The heme precursor ALA accumulates under pathological conditions, such as AIP, tyrosinosis and lead poisoning, diseases often linked with increased liver cancer incidence . The reactive oxygen species generated upon ALA metal-catalyzed oxidation, promote the formation of several radical-induced base degradation products in isolated and cellular DNA . ALA is the precursor of Protoporphyrin IX (Proto IX). Exogenous ALA bypasses the feedback control and may induce Proto IX accumulation. Since heme-containing enzymes are essential for energy metabolism, every nucleated cell should have at least a minimal capacity to synthesize Proto IX and this is the rational for the use of Photodynamic Therapy .
ALA proved to be cytotoxic in neuroblastoma cells. This cytotoxic effect of ALA could be diminished by heme, presumably through modulation of ALA synthesis .
Here we have demonstrated the cytotoxic effect of ALA on two human hepatocellular carcinoma cell lines HEP G2 and HEP 3B, which was greater on the former. ALA effect would be attributed to its accumulation in HEP G2 cells, as it was shown by its reduction after simultaneous exposure with hemin or glucose, well-known repressors of ALA-S activity. There is evidence that following the exposure to external ALA, there is induction of endogenous ALA synthesis, and that ALA uptake is higher in more rapidly proliferating cells . The strange shape of the viability curves is difficult to explain within the context of these experiments and could probably be due to different ALA and/or PPIX accumulation, which will be measured in future assays.

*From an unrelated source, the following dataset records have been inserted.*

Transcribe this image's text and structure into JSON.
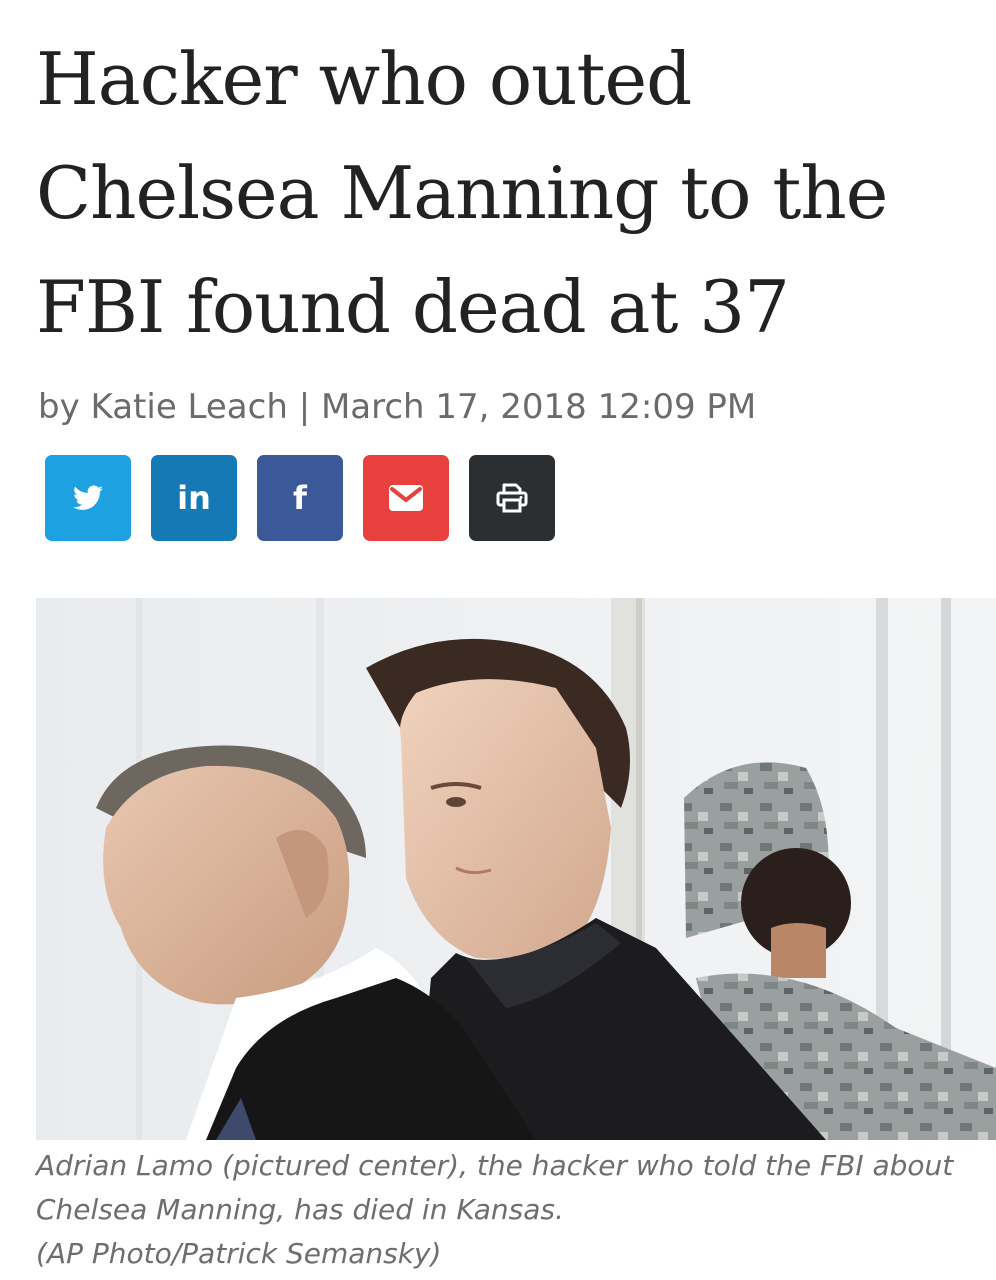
{
  "article": {
    "headline_lines": [
      "Hacker who outed",
      "Chelsea Manning to the",
      "FBI found dead at 37"
    ],
    "byline": "by Katie Leach | March 17, 2018 12:09 PM",
    "caption_lines": [
      "Adrian Lamo (pictured center), the hacker who told the FBI about",
      "Chelsea Manning, has died in Kansas.",
      "(AP Photo/Patrick Semansky)"
    ]
  },
  "share": {
    "buttons": [
      {
        "network": "twitter",
        "icon": "twitter-bird-icon",
        "color": "#1da1e0"
      },
      {
        "network": "linkedin",
        "icon": "linkedin-icon",
        "text": "in",
        "color": "#1479b5"
      },
      {
        "network": "facebook",
        "icon": "facebook-icon",
        "text": "f",
        "color": "#3b5998"
      },
      {
        "network": "email",
        "icon": "envelope-icon",
        "color": "#e8403c"
      },
      {
        "network": "print",
        "icon": "printer-icon",
        "color": "#2b2f31"
      }
    ]
  },
  "colors": {
    "headline": "#222222",
    "byline": "#6b6b6b",
    "caption": "#6e6e6e"
  }
}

In HEP G2 cells, protection by hemin would be due to induction of the HO-1 gene, and increased formation of bilirubine, through heme degradation with its known free radicals scavenger effect [21, 22]. Glucose protection could be attributed to overcoming reduced glucose uptake provoked by ALA. ALA was reported to affect cultured chick embryo neuronal and glial cells by decreasing glucose uptake .

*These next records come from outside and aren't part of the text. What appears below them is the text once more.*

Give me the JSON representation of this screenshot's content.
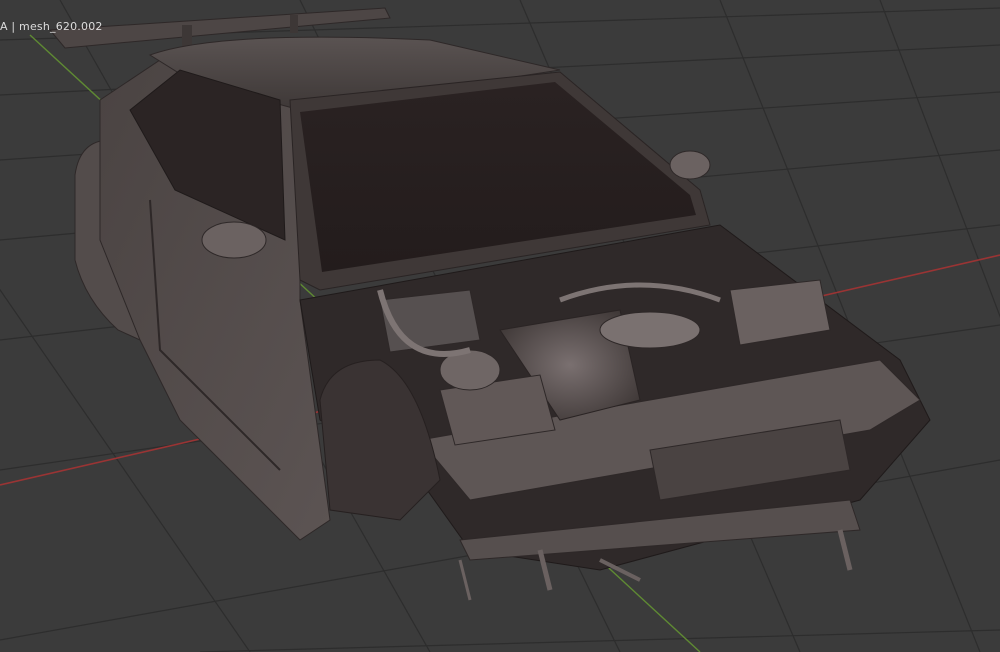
{
  "viewport": {
    "object_label": "A | mesh_620.002",
    "object_name": "mesh_620.002",
    "shading_mode": "solid",
    "background_color": "#3b3b3b",
    "grid_color": "#2a2a2a",
    "x_axis_color": "#b03a3a",
    "y_axis_color": "#6f9a3a",
    "mesh_color": "#4a4444"
  }
}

In HEP 3B cells, treatment with ALA and hemin or glucose produced increased cytotoxicity, indicating that the mechanism of ALA action involved would certainly be different.
Apoptosis is a physiological event occurring in response to multiple stimuli including growth factor withdrawal, radiation therapy and presence of chemotherapeutic agents. Several mechanisms regulate the apoptotic process, such as induction of a p53-dependent-pathway after DNA-damaging agents, modulation by the bcl2 family of proteins, and activation of some effectors including the interleukin-converting enzyme (ICE) family of proteases and endonucleases [24, 25].
Interestingly, ALA produced apoptosis visualized by DNA ladders, but its action did not appear to correlate with the p53 status; while HEP 3B p53 null cells are relatively resistant to ALA-induced apoptosis, HEP G2 p53 wild type cells are very sensitive to ALA-induced apoptosis. However, the treatment did not alter mRNA p53 levels as revealed by Northern blot analysis suggesting that apoptosis would be occurring through other mechanism, p53 independent.
CDKs have been implicated as modulators of apoptosis . Some important influences that may have an impact on susceptibility to apoptosis include altered generation of reactive oxygen or nitric oxide intermediates or propensity for mitochondrial damage or protease activation.
The mammalian cell cycle is controlled by sequential activation and inactivation of the CDKs family, which are activated by cyclins and inhibited by CKIs. The regulators that operate in the different phases of the cell cycle are various.
In our experiments, CDK2 and CDK4 protein levels decreased with ALA treatment preventing cells proliferation. Considering that both kinases are involved in cell cycle progression, diminution of their levels would induce G1 arrest and lead to the onset of the apoptotic process. When ALA was added to the medium at supraphysiological concentrations (higher than 3 mM), the rate of death cells were so high that the measured kinases levels would only correspond to a minimal proportion of viable cells. Perhaps, these cells represent a part of the population in S phase and therefore, with high levels of the kinases necessary to duplicate. These results prompted us to speculate that ALA toxic effect would be effective only in those cells which would be able to enter in arrest and would not exert any effect on those which are cycling. Further studies are in progress to further support our hypothesis. Disruption of the regulatory system controlling G1 phase progression is a common event in human hepatocarcinogenesis. Overcoming alterations that have occurred in the G1 phase regulatory machinery may provide a novel weapon to treat hepatocellular carcinoma [ and references there in].
In summary, ALA has a markedly cytotoxic effect on hepatocarcinoma cell lines at physiological levels, which could be attributed to an enhancement of apoptosis, independent of p53 but due to inhibition of cell cycle regulators CDKs.